While the No Surprises Act was intended to curb the worst of unfair billing practices from out-of-network providers and certain private equity firms, a recent analysis from the Niskanen Center highlights how misuse of the arbitration process is contributing to $1 billion in excessive costs and waste in the health care system.

The volume of claims going through arbitration is rising, and associated costs are climbing even faster, driven by deliberate provider strategies that rely on arbitration to drive up their reimbursement, rather than serving as a last resort for disputes.

Below are key insights from the Niskanen Center. To read more, click here.

  • Total program costs have now reached $1 billion and are rising faster than the disputes themselves. These escalating payouts risk worsening hospital market consolidation, enabling large and private equity–backed provider groups to boost revenue by pursuing arbitration.”
  • “As the IDR program is used more frequently, its associated costs are rising even faster than the volume of disputes.
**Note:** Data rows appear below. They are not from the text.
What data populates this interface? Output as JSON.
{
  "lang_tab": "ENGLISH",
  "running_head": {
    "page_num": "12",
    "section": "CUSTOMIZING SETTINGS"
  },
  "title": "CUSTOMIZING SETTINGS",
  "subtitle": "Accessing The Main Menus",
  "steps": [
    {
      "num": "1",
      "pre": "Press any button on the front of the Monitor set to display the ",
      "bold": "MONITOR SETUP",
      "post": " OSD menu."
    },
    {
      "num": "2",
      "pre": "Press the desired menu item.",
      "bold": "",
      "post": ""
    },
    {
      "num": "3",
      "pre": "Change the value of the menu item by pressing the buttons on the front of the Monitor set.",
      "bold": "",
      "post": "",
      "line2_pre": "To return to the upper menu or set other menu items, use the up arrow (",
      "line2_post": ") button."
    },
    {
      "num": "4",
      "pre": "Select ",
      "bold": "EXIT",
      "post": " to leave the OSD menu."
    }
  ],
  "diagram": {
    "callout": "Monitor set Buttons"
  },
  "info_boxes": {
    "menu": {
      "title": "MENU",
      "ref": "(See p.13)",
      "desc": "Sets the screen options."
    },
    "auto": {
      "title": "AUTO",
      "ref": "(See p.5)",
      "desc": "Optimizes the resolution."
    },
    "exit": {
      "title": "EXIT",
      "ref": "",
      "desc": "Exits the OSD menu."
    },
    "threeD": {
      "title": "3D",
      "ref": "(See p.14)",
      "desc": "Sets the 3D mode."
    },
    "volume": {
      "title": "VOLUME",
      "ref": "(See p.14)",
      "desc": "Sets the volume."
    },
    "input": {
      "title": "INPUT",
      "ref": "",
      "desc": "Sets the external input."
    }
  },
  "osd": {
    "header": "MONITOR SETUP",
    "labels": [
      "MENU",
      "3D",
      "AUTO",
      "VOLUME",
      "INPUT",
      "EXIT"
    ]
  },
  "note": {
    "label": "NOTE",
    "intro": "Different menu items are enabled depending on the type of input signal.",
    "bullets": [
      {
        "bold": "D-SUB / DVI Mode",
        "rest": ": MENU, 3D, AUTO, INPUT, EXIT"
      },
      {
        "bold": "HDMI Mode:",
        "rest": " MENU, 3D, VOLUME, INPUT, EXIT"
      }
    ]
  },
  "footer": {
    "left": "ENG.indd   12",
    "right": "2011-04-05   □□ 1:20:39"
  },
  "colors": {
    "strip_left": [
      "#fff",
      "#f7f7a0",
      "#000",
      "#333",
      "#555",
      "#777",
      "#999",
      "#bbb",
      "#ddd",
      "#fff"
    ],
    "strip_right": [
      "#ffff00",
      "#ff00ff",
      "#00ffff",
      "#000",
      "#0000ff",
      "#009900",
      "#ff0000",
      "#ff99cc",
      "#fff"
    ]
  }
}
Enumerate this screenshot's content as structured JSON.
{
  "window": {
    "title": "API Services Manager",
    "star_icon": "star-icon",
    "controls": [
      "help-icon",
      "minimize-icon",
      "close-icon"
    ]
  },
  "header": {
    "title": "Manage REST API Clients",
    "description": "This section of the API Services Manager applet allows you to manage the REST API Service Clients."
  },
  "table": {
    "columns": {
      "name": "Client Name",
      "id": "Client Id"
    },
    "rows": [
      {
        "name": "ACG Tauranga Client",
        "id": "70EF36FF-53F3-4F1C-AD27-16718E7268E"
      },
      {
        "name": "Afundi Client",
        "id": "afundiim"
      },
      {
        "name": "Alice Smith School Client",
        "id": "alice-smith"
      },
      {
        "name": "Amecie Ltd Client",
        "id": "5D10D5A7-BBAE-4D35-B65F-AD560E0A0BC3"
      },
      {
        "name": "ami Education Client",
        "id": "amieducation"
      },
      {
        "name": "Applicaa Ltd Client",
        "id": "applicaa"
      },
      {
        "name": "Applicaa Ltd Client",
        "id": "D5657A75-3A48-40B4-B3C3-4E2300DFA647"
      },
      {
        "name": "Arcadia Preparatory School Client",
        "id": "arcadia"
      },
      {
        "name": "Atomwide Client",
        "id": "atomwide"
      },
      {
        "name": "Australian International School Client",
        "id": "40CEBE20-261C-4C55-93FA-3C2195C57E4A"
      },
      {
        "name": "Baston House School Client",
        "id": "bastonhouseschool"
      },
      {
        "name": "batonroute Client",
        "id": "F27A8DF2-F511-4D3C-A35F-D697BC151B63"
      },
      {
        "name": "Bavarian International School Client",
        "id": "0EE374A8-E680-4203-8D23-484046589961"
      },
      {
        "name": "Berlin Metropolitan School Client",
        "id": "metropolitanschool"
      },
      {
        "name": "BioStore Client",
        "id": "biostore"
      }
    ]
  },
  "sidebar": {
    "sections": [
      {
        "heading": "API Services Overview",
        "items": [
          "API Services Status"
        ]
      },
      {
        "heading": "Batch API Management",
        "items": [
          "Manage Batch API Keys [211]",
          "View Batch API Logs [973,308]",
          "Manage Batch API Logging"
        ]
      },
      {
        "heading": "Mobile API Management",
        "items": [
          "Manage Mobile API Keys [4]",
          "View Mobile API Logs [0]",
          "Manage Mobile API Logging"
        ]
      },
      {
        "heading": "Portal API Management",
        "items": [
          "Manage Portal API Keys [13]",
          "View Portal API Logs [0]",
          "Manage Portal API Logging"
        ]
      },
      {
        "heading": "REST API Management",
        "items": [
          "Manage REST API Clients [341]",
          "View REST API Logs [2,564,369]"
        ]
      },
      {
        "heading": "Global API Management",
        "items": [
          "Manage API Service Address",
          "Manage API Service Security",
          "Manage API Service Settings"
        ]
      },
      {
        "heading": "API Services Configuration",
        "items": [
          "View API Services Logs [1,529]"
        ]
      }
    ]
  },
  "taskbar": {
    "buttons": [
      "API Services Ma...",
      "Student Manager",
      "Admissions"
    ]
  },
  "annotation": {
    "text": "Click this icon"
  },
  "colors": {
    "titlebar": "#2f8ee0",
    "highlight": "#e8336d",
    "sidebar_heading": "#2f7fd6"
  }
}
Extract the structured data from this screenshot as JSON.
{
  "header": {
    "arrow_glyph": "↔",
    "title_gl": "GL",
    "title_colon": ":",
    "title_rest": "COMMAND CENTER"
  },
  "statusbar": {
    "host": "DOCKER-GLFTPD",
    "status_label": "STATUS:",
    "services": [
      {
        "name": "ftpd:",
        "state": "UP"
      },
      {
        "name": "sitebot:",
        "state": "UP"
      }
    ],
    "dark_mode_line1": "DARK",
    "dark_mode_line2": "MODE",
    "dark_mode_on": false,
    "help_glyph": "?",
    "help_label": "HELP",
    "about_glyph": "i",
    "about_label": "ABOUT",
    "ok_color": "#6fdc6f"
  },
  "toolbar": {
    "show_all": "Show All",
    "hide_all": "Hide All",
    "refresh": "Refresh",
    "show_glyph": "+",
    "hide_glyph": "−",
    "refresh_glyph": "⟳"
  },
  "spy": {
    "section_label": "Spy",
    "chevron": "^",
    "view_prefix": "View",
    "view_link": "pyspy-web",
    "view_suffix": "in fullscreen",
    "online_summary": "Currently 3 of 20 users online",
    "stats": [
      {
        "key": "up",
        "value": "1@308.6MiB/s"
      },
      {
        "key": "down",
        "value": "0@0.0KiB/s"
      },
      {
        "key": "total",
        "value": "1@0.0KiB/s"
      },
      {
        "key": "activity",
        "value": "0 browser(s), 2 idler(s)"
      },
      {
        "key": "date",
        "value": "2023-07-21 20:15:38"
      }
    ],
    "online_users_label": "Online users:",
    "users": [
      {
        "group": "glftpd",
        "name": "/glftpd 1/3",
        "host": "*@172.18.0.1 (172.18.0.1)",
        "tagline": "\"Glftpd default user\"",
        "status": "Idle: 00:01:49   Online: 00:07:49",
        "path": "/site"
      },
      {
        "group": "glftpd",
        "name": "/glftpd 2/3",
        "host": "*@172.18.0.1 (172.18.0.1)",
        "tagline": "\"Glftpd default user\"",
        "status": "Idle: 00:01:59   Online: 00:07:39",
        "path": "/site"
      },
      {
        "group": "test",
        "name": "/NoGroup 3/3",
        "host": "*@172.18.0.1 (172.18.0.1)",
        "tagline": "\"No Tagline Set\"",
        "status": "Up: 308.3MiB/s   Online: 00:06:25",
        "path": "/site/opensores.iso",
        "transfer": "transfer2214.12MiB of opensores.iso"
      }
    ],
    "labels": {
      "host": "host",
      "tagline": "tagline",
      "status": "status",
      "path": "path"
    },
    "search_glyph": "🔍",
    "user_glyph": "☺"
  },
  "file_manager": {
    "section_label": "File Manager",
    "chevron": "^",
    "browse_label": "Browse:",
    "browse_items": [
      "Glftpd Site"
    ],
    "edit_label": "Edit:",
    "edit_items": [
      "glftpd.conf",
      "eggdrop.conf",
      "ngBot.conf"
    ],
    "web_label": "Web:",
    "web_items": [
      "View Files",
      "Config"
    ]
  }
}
Using the first quarter of 2023 as a baseline, we found that total program costs surged by over 1,120 percent, compared to an 888 percent increase in closed disputes over the same period. The widening gap highlights the administrative waste embedded in the arbitration process.”
  • “The primary driver of rising costs is higher compensation paid to arbitrators. Ultimately, this dynamic disproportionately benefits arbitrators and providers—while shifting the financial burden onto patients and employers through higher insurance premiums and taxpayer-funded administrative expenses.”
  • “Beyond its immediate impact on costs and administration, the arbitration process also poses long-term risks to the healthcare market by further enabling profit-seeking behavior among providers.”
  • “Absent corrective action from policymakers, patients will ultimately bear the cost, through higher premiums and the administrative overhead of an increasingly exploited arbitration process.”

What was meant to protect patients from unfair billing has instead opened the door to exploitation, with outsized payments and administrative inefficiencies that strain employers, health plans and families alike. If left unchecked, the abuse of the No Surprises Act’s arbitration process will continue to drive up health care costs and add to the growing burden of wasteful spending in our system.

To preserve the No Surprises Act’s original goal, and to protect employers, patients and families from manipulation of the arbitration process from certain providers and private equity-backed groups, the Trump administration and Congress must implement common-sense reforms to address current flaws with the process, including:

  • Preventing ineligible claims—including Medicare, Medicaid, state-arbitration claims, in-network claims, untimely claims, incorrectly batched claims and claims that have already been through arbitration—from being entered into the arbitration portal;
  • Prohibiting Independent Dispute Resolution entities (IDRE) from issuing payment determinations on ineligible claims and disputes initiated with incomplete or inaccurate information;
  • Establishing timely processes for correcting or addressing errors on non-eligible claims and a formal process to reject payment determinations for non-eligible claims;
  • Encouraging IDRE performance audits and hold initiating parties accountable where there is a demonstrated pattern of making false or misleading representations in the IDR process;
  • Requiring enhanced training and oversight of IDREs on the No Surprises Act statute and guidance to ensure compliance and mitigate instances of abuse or misuse; and
  • Mandating timely and transparent disclosures on IDR utilization by individual providers, as well as transparency on IDREs’ performance to ensure objective decision-making.

Fixing the flaws in the arbitration process is not just a policy imperative—it’s a fiscal necessity to ensure that this well-intentioned law doesn’t become another source of unsustainable health care waste.